La maestra camina por entre las filas y golpea los hombros de algunos de nosotros. Los mosquitos se foguean sobre nuestros rostros, que no sabemos decir los versos de la tercera estrofa e invariablemente repetimos... “y desde el empíreo...”

- ¡ Que no... ! Es la tercera estrofa, niños... “y si el despotismo...” Vuelvan a cantar.

¡Total...! Nada entendemos de aquello. Sólo tememos que la maestra descubra que no sabemos algo que ella se empeña que sepamos. Los mosquitos asaltan una y otra vez.

- ¡Lávense las caras! Al levantarse hay que lavarse la cara...

¡Pero si siempre me lavo la cara!. Sólo que los mosquitos no respetan. La maestra va pasando a mi lado y siento vértigo. Un golpe seco me azota el brazo. ¡Nunca podré aprender cómo cantar esa estrofa!

Mis hermanas me observan desde sus columnas y siento que me consuelan con sus miradas, pero de pronto las lágrimas me borran sus figuras amigas y oigo la voz dura y templada de la maestra diciéndome que me lave la cara, que deje de llorar...

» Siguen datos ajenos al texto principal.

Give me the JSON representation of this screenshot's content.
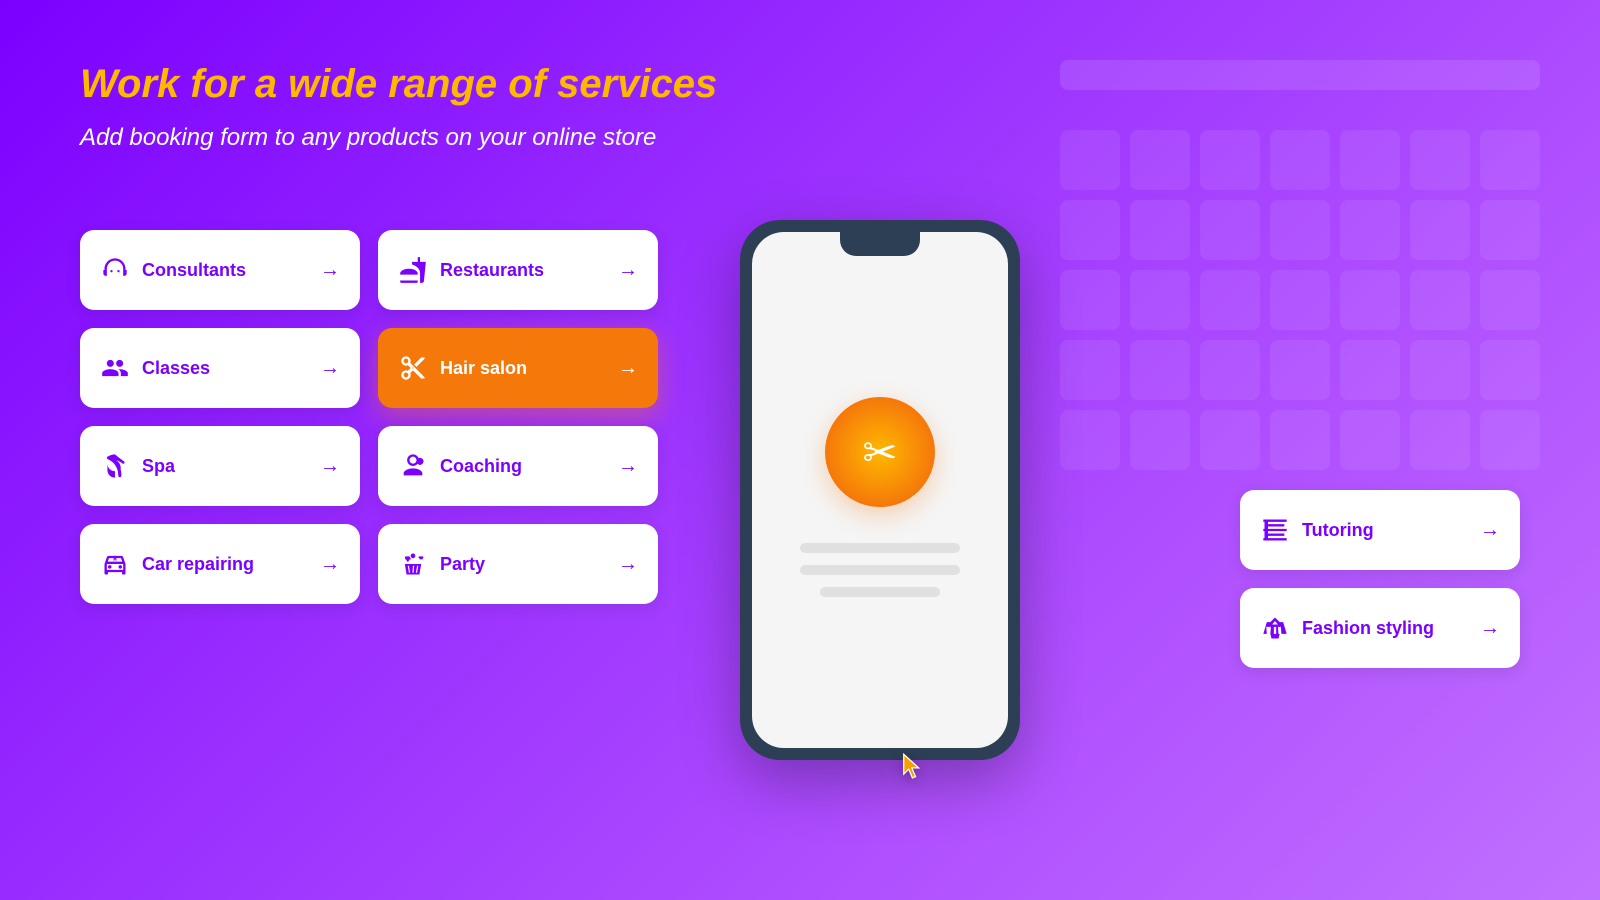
{
  "page": {
    "title": "Work for a wide range of services",
    "subtitle": "Add booking form to any products on your online store"
  },
  "colors": {
    "accent_yellow": "#FFB800",
    "accent_orange": "#F5780A",
    "purple_dark": "#7B00FF",
    "purple_mid": "#9B30FF",
    "white": "#ffffff",
    "bg_start": "#7B00FF",
    "bg_end": "#C070FF"
  },
  "service_cards": [
    {
      "id": "consultants",
      "label": "Consultants",
      "icon": "headset",
      "highlighted": false,
      "col": 1
    },
    {
      "id": "restaurants",
      "label": "Restaurants",
      "icon": "cutlery",
      "highlighted": false,
      "col": 2
    },
    {
      "id": "classes",
      "label": "Classes",
      "icon": "classes",
      "highlighted": false,
      "col": 1
    },
    {
      "id": "hair-salon",
      "label": "Hair salon",
      "icon": "scissors",
      "highlighted": true,
      "col": 2
    },
    {
      "id": "spa",
      "label": "Spa",
      "icon": "spa",
      "highlighted": false,
      "col": 1
    },
    {
      "id": "coaching",
      "label": "Coaching",
      "icon": "coaching",
      "highlighted": false,
      "col": 2
    },
    {
      "id": "car-repairing",
      "label": "Car repairing",
      "icon": "car",
      "highlighted": false,
      "col": 1
    },
    {
      "id": "party",
      "label": "Party",
      "icon": "party",
      "highlighted": false,
      "col": 2
    }
  ],
  "right_cards": [
    {
      "id": "tutoring",
      "label": "Tutoring",
      "icon": "tutoring"
    },
    {
      "id": "fashion-styling",
      "label": "Fashion styling",
      "icon": "fashion"
    }
  ],
  "phone": {
    "icon": "✂️",
    "alt": "Hair salon scissors and comb icon"
  },
  "arrows": {
    "label": "→"
  }
}
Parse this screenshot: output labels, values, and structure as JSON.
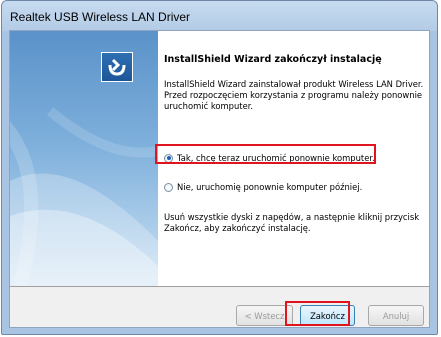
{
  "window": {
    "title": "Realtek USB Wireless LAN Driver"
  },
  "wizard": {
    "heading": "InstallShield Wizard zakończył instalację",
    "description": "InstallShield Wizard zainstalował produkt Wireless LAN Driver. Przed rozpoczęciem korzystania z programu należy ponownie uruchomić komputer.",
    "options": [
      {
        "label": "Tak, chcę teraz uruchomić ponownie komputer.",
        "selected": true
      },
      {
        "label": "Nie, uruchomię ponownie komputer później.",
        "selected": false
      }
    ],
    "note": "Usuń wszystkie dyski z napędów, a następnie kliknij przycisk Zakończ, aby zakończyć instalację."
  },
  "buttons": {
    "back": "< Wstecz",
    "finish": "Zakończ",
    "cancel": "Anuluj"
  },
  "colors": {
    "highlight": "#e0141e",
    "logo_background": "#1d5698"
  },
  "icons": {
    "logo": "installshield-logo-icon"
  }
}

El frío entumece nuestras manos y maquinalmente las refugiamos en los bolsillos de nuestras faldas. Nuevamente irrumpe la maestra:

- ¡Posición para entonar el himno!. ¿Todavía no saben cuál es la posición para entonar el himno? Sáquense las manos de los bolsillos.

La escuela vuelve a llenarse de niños y ahora son ellos los que en tropel desordenado me preguntan:

- ¿A qué hora nos despachan hoy, maestra?

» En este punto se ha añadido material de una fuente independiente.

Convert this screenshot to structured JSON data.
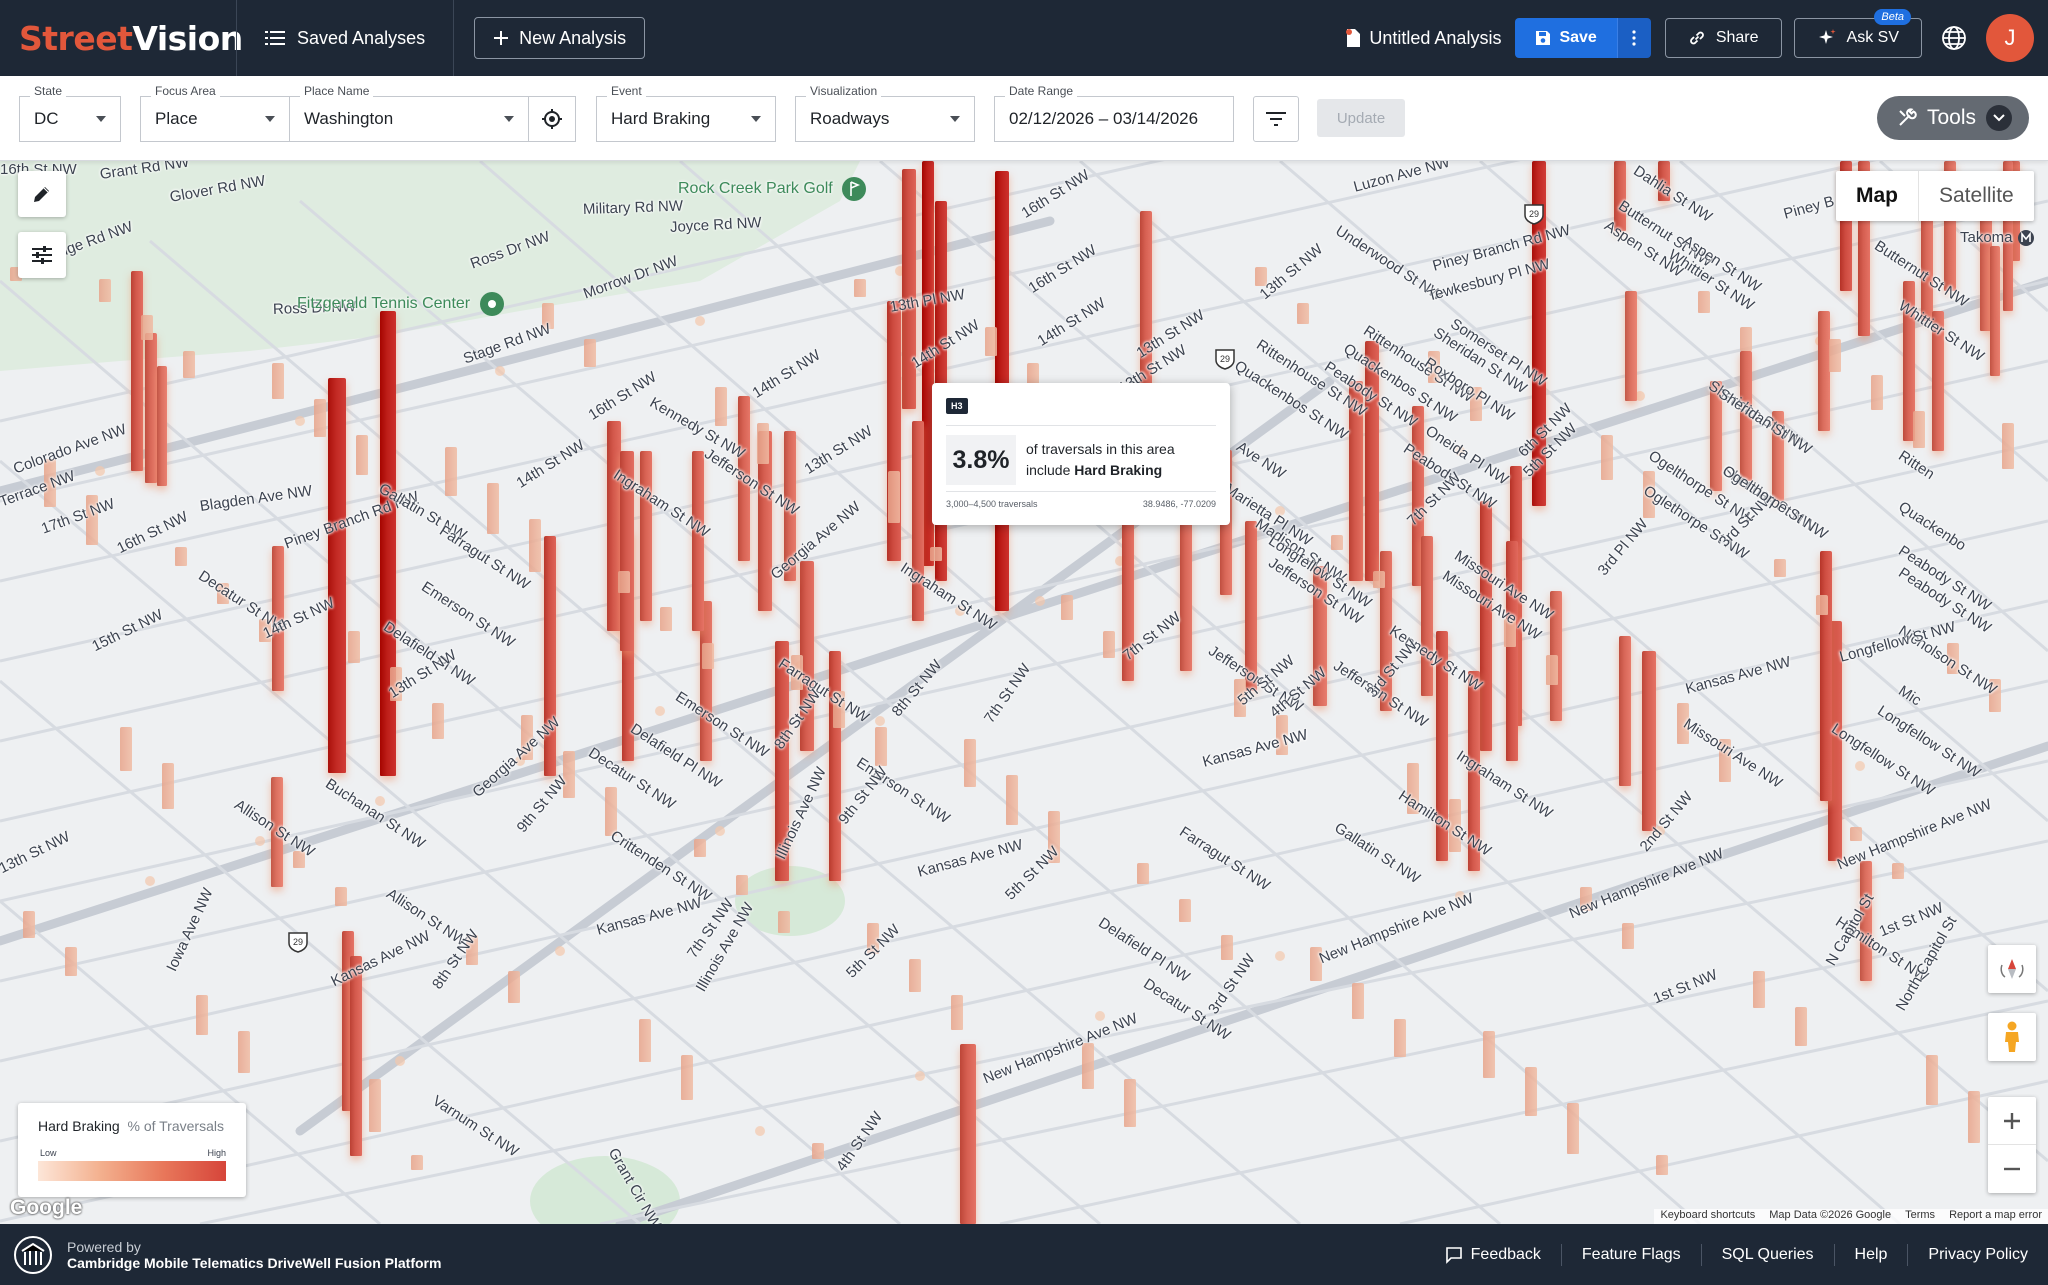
{
  "app": {
    "logo_part1": "Street",
    "logo_part2": "Vision",
    "saved_analyses": "Saved Analyses",
    "new_analysis": "New Analysis",
    "analysis_title": "Untitled Analysis",
    "save": "Save",
    "share": "Share",
    "ask_sv": "Ask SV",
    "beta": "Beta",
    "avatar_initial": "J",
    "accent_color": "#e2573b",
    "header_bg": "#1e2836",
    "save_color": "#1f6fe0"
  },
  "filters": {
    "state": {
      "label": "State",
      "value": "DC"
    },
    "focus_area": {
      "label": "Focus Area",
      "value": "Place"
    },
    "place_name": {
      "label": "Place Name",
      "value": "Washington"
    },
    "event": {
      "label": "Event",
      "value": "Hard Braking"
    },
    "visualization": {
      "label": "Visualization",
      "value": "Roadways"
    },
    "date_range": {
      "label": "Date Range",
      "value": "02/12/2026 – 03/14/2026"
    },
    "update": "Update",
    "tools": "Tools"
  },
  "map": {
    "map_toggle": "Map",
    "satellite_toggle": "Satellite",
    "tooltip": {
      "badge": "H3",
      "percent": "3.8%",
      "line1": "of traversals in this area",
      "line2_prefix": "include ",
      "line2_event": "Hard Braking",
      "traversals": "3,000–4,500 traversals",
      "coords": "38.9486, -77.0209"
    },
    "legend": {
      "title": "Hard Braking",
      "subtitle": "% of Traversals",
      "low": "Low",
      "high": "High"
    },
    "attribution": {
      "google": "Google",
      "keyboard": "Keyboard shortcuts",
      "map_data": "Map Data ©2026 Google",
      "terms": "Terms",
      "report": "Report a map error"
    },
    "parks": {
      "rock_creek": "Rock Creek Park Golf",
      "fitzgerald": "Fitzgerald Tennis Center",
      "takoma": "Takoma"
    },
    "route_29": "29",
    "streets": [
      "Grant Rd NW",
      "Glover Rd NW",
      "Military Rd NW",
      "Joyce Rd NW",
      "Ridge Rd NW",
      "Ross Dr NW",
      "Ross Dr NW",
      "Morrow Dr NW",
      "16th St NW",
      "Stage Rd NW",
      "Colorado Ave NW",
      "Terrace NW",
      "Blagden Ave NW",
      "17th St NW",
      "16th St NW",
      "Decatur St NW",
      "Piney Branch Rd NW",
      "Gallatin St NW",
      "14th St NW",
      "Kennedy St NW",
      "Jefferson St NW",
      "Ingraham St NW",
      "13th St NW",
      "14th St NW",
      "16th St NW",
      "13th Pl NW",
      "13th St NW",
      "14th St NW",
      "16th St NW",
      "Farragut St NW",
      "Emerson St NW",
      "Delafield Pl NW",
      "14th St NW",
      "15th St NW",
      "13th St NW",
      "Georgia Ave NW",
      "Ingraham St NW",
      "Buchanan St NW",
      "Allison St NW",
      "Georgia Ave NW",
      "Decatur St NW",
      "Delafield Pl NW",
      "Emerson St NW",
      "Farragut St NW",
      "9th St NW",
      "Crittenden St NW",
      "8th St NW",
      "8th St NW",
      "Emerson St NW",
      "7th St NW",
      "Kansas Ave NW",
      "Illinois Ave NW",
      "9th St NW",
      "Allison St NW",
      "Iowa Ave NW",
      "13th St NW",
      "Kansas Ave NW",
      "8th St NW",
      "Kansas Ave NW",
      "Kansas Ave NW",
      "7th St NW",
      "Illinois Ave NW",
      "5th St NW",
      "5th St NW",
      "Varnum St NW",
      "Grant Cir NW",
      "4th St NW",
      "New Hampshire Ave NW",
      "Farragut St NW",
      "Delafield Pl NW",
      "Decatur St NW",
      "Kansas Ave NW",
      "Gallatin St NW",
      "Hamilton St NW",
      "Ingraham St NW",
      "3rd St NW",
      "New Hampshire Ave NW",
      "New Hampshire Ave NW",
      "New Hampshire Ave NW",
      "1st St NW",
      "2nd St NW",
      "1st St NW",
      "Hamilton St NW",
      "Longfellow St NW",
      "Kansas Ave NW",
      "Missouri Ave NW",
      "Longfellow St NW",
      "Nicholson St NW",
      "Jefferson St NW",
      "Kennedy St NW",
      "Jefferson St NW",
      "7th St NW",
      "5th St NW",
      "4th St NW",
      "3rd St NW",
      "Missouri Ave NW",
      "Oglethorpe St NW",
      "Peabody St NW",
      "Oneida Pl NW",
      "Peabody St NW",
      "Sheridan St NW",
      "Quackenbos St NW",
      "Rittenhouse St NW",
      "Ogelthorpe St NW",
      "3rd St NW",
      "3rd Pl NW",
      "Missouri Ave NW",
      "Madison St NW",
      "Longfellow St NW",
      "Jefferson St NW",
      "Ave NW",
      "Marietta Pl NW",
      "Luzon Ave NW",
      "Dahlia St NW",
      "Butternut St NW",
      "Aspen St NW",
      "Underwood St NW",
      "13th St NW",
      "Piney Branch Rd NW",
      "Sheridan St NW",
      "Rittenhouse St NW",
      "Quackenbos St NW",
      "Peabody St NW",
      "Tewkesbury Pl NW",
      "Somerset Pl NW",
      "Roxboro Pl NW",
      "Sheridan St NW",
      "Whittier St NW",
      "Aspen St NW",
      "Piney B",
      "Butternut St NW",
      "Whittier St NW",
      "16th St NW",
      "14th St NW",
      "13th St NW",
      "7th St NW",
      "6th St NW",
      "5th St NW",
      "Ritten",
      "Quackenbo",
      "Peabody St NW",
      "Sheridan St NW",
      "North Capitol St",
      "N Capitol St",
      "Mic",
      "Ogelthorpe St NW",
      "Longfellow St NW"
    ]
  },
  "footer": {
    "powered_by": "Powered by",
    "platform": "Cambridge Mobile Telematics DriveWell Fusion Platform",
    "feedback": "Feedback",
    "feature_flags": "Feature Flags",
    "sql_queries": "SQL Queries",
    "help": "Help",
    "privacy": "Privacy Policy"
  }
}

La neblina abandonó mi ascenso. Allá quedó enclaustrada, arañando el patio de la escuelita rural mientras el musgo abraza las paredes y se enseñorea en las aceras donde alguna vez los niños jugaron.

- Un dos, tres... pollito inglés... Un , dos, tres... caballito blanco.

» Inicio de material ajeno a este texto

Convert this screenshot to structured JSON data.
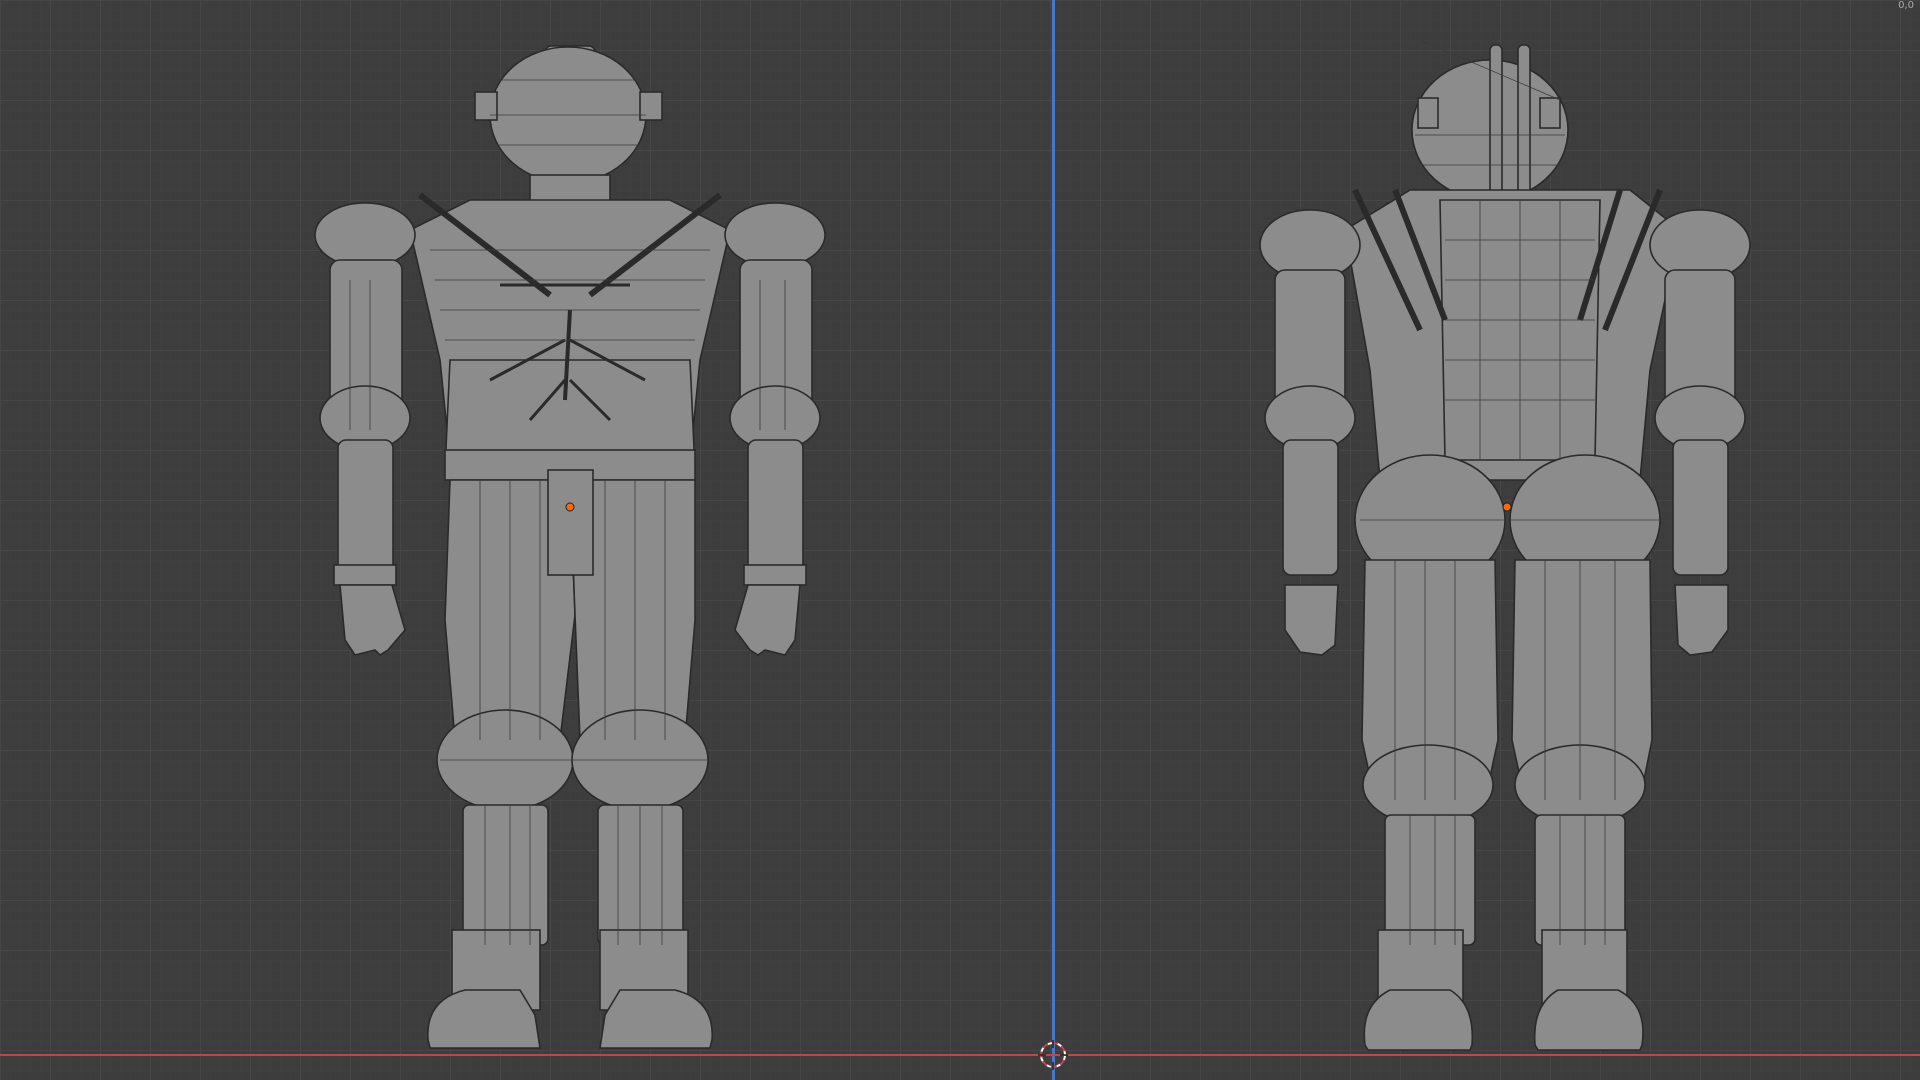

Los niños reciben su clase de catecismo y yo espero, sentada en las escaleras, que salga el cura. Desde lejos, él me mira con dulzura y se acerca a acariciar mi cabeza.

- ¿Te gustaría entrar y oír la clase?

- Mi papá no quiere – le respondo, sin atreverme a sostener la mirada del hombre, y pensando en el silencioso respeto de las maestras cuando ven llegar la figura empaltolada de mi padre.

- Pero... ¿tú crees en Dios?

- Mi mamá dice que existe. Yo no sé.

- ¿No te gustaría que hablase con tu papá para que puedas entrar con tus compañeros?

Un nudo inmenso se desató en mi garganta y lloré sin saber por qué lo hacía. No quería que nadie hablase con papá, y en el fondo, disfrutaba un poco el sentirme diferente y ver los rostros nerviosos de las maestras cuando él llegaba al colegio.

Algunos fantasmas me acompañan. Mis pasos conquistan la distancia desandando el camino de flores amarillas y un tibio calor invade mi cuerpo. Mañana será otro día y los niños bajarán nuevamente a vestir de alegría la desnudez del colegio.